David McBay's PhD project aims to understand the molecular mechanisms that determine the effectiveness of fractionated radiotherapy.
What is your background?
I studied an integrated Master of Science in genetics at UCL prior to joining the ICR.
What are you studying now/who with?
My PhD project aims to understand the molecular mechanisms that determine the effectiveness of fractionated radiotherapy.
I am based on the Chelsea campus in Professor Jessica Downs’ Genome Stability team laboratory, with Professor John Yarnold as my project lead.
Why did you want to study at the ICR?
What attracted me to the ICR was the quality of its research outputs combined with the cross-disciplinary teamwork, both of which are enabled by the relatively small size of the institution.
What’s the best thing about working at the ICR?
The people!

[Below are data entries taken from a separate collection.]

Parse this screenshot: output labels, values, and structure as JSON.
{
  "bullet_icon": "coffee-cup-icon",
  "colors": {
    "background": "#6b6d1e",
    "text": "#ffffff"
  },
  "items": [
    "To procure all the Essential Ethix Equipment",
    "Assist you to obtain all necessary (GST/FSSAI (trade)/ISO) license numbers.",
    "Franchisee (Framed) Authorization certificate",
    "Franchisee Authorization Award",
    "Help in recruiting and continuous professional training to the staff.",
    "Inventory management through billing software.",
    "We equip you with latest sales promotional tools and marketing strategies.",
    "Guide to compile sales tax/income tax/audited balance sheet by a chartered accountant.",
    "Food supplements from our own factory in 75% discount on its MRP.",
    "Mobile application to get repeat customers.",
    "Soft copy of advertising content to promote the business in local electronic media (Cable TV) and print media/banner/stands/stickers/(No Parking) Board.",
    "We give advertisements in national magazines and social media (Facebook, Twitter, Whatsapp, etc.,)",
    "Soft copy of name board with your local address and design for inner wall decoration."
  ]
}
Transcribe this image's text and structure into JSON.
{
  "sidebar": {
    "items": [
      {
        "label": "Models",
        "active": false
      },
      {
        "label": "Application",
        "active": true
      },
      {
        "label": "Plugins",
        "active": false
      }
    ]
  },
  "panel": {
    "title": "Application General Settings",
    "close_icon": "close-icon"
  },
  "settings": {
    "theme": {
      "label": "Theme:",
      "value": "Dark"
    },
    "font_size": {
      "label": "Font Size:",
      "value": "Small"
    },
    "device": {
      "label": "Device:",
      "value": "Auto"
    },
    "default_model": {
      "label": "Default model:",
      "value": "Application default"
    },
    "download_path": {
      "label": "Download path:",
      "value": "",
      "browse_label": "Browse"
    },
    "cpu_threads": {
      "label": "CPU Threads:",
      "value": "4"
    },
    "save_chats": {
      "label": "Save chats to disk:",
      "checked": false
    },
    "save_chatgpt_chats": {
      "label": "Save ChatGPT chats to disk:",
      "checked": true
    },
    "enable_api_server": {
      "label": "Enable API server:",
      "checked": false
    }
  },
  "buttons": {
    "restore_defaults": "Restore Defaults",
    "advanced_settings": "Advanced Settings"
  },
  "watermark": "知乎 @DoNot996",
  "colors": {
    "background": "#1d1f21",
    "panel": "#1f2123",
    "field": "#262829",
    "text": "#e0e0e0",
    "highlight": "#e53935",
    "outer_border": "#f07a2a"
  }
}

A diverse group of like-minded, driven staff and students makes for an enjoyable working atmosphere day to day.
What do you do to unwind in your spare time?
I play a bizarre sport called canoe polo with the University of London team – essentially it’s kayaking and water polo combined!
One fun fact about you
I once got trapped overnight by the mafia at a remote Asian airport.
Any tips/advice for future students?
It is your own project! If you are deadline driven (like me) you have to be strict with your own personal deadlines.
Do you know what you want to do next?
Not at this moment, especially as I am still right in the middle of my project.
What opportunities has studying at the ICR given you?
In my first year I was based at the University of Sussex as a collaborative student.
The support from staff there, experiencing Brighton and moving with the lab to the ICR taught me a lot about the importance of scientific collaboration.